Reassignment on Remand
In 2014, Heytens authored an article discussing the rare practice of appellate courts reassigning decisions to different district court judges after reversing the original opinions. Toby J. Heytens, Reassignment, 66 Stan. L. Rev. 1 (Jan. 2014). Heytens suggests that the practice be more clearly delineated through local rules that are broadly applicable to reassignment decisions rather than having the decisions be made on a case-by-case basis. See id. at 54.
Political Activity
Heytens has an extensive record of political contributions, almost exclusively to Democrats. Recipients of Heytens’ contributions included the Presidential campaigns of Barack Obama, Hillary Clinton, and Joe Biden, as well as Gov.
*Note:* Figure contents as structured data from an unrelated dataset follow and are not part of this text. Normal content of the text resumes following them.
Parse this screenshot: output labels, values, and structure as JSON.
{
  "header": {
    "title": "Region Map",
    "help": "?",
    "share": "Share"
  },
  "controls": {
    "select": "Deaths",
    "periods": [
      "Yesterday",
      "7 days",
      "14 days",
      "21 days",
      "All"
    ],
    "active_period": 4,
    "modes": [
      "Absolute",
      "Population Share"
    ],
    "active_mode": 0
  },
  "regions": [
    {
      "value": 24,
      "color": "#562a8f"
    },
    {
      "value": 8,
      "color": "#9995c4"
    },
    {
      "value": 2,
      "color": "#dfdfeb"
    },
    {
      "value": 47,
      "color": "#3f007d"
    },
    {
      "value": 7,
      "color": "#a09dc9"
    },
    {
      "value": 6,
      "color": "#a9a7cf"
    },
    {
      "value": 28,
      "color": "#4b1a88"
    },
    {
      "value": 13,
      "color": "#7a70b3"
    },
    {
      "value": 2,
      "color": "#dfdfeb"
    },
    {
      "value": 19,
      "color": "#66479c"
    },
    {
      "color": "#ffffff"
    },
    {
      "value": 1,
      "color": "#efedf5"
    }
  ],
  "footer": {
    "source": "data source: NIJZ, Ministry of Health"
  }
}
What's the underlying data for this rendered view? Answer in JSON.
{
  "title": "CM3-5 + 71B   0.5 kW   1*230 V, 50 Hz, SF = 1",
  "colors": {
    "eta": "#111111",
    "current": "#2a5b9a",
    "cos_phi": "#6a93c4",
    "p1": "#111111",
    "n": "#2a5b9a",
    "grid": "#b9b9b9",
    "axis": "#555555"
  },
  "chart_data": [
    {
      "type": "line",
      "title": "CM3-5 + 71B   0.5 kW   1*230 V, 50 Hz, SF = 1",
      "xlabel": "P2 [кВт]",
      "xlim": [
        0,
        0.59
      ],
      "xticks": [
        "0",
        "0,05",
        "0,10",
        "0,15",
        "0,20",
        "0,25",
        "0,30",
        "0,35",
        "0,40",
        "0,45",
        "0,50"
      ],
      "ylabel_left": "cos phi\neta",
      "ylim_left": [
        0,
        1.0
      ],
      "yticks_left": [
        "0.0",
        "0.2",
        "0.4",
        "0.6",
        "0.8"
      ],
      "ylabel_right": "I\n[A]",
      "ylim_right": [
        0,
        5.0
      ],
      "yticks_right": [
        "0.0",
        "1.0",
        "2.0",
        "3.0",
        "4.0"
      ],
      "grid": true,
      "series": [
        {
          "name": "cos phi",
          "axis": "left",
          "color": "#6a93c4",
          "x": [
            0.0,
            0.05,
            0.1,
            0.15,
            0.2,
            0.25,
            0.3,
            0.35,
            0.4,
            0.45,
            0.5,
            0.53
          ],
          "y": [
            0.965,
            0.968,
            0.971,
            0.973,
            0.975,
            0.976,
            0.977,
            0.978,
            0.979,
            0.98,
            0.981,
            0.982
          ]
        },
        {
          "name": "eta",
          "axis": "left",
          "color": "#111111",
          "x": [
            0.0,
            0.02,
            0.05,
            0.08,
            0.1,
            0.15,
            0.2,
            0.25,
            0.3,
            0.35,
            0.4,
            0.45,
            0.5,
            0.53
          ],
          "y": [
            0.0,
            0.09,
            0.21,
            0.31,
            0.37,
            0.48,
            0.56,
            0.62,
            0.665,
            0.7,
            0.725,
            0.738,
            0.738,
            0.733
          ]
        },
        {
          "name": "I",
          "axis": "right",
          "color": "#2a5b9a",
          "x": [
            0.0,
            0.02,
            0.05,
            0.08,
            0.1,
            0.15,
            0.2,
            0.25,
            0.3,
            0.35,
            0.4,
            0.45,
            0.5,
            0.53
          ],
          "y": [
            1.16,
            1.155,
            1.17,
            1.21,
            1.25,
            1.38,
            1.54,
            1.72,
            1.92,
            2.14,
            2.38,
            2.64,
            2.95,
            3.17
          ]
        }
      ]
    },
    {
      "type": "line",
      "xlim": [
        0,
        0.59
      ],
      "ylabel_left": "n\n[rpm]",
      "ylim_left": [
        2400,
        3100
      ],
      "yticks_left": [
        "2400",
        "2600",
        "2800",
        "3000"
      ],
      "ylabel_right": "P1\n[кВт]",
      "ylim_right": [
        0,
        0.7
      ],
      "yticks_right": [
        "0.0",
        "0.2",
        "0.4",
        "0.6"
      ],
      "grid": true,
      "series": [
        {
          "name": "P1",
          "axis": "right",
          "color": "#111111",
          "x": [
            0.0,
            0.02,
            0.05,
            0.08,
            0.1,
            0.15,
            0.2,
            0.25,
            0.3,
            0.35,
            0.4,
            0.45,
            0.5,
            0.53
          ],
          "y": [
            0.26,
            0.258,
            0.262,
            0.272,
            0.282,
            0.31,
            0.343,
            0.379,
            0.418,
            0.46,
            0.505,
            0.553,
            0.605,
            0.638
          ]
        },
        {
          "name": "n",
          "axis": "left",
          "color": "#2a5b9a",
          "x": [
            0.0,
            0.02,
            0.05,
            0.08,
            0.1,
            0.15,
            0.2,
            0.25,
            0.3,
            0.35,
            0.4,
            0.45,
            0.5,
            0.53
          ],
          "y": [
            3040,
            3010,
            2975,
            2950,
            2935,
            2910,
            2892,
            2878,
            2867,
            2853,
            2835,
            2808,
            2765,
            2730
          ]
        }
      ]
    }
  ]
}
Ralph Northam, A.G. Mark Herring, and Rep. Abigail Spanberger.
Overall Assessment
With excellent academic credentials, and a record of strong appellate advocacy, Heytens can be deemed well-qualified for a seat on the Fourth Circuit. Nonetheless, he may draw opposition based on his academic writings, as well as his litigation history (including his defense of the Lee statue removal and the firearms ban) and his political contributions.
However, barring any unexpected developments, Heytens will likely be confirmed in due course. On the bench, Heytens is expected to pad up the Fourth Circuit’s aging center-left majority.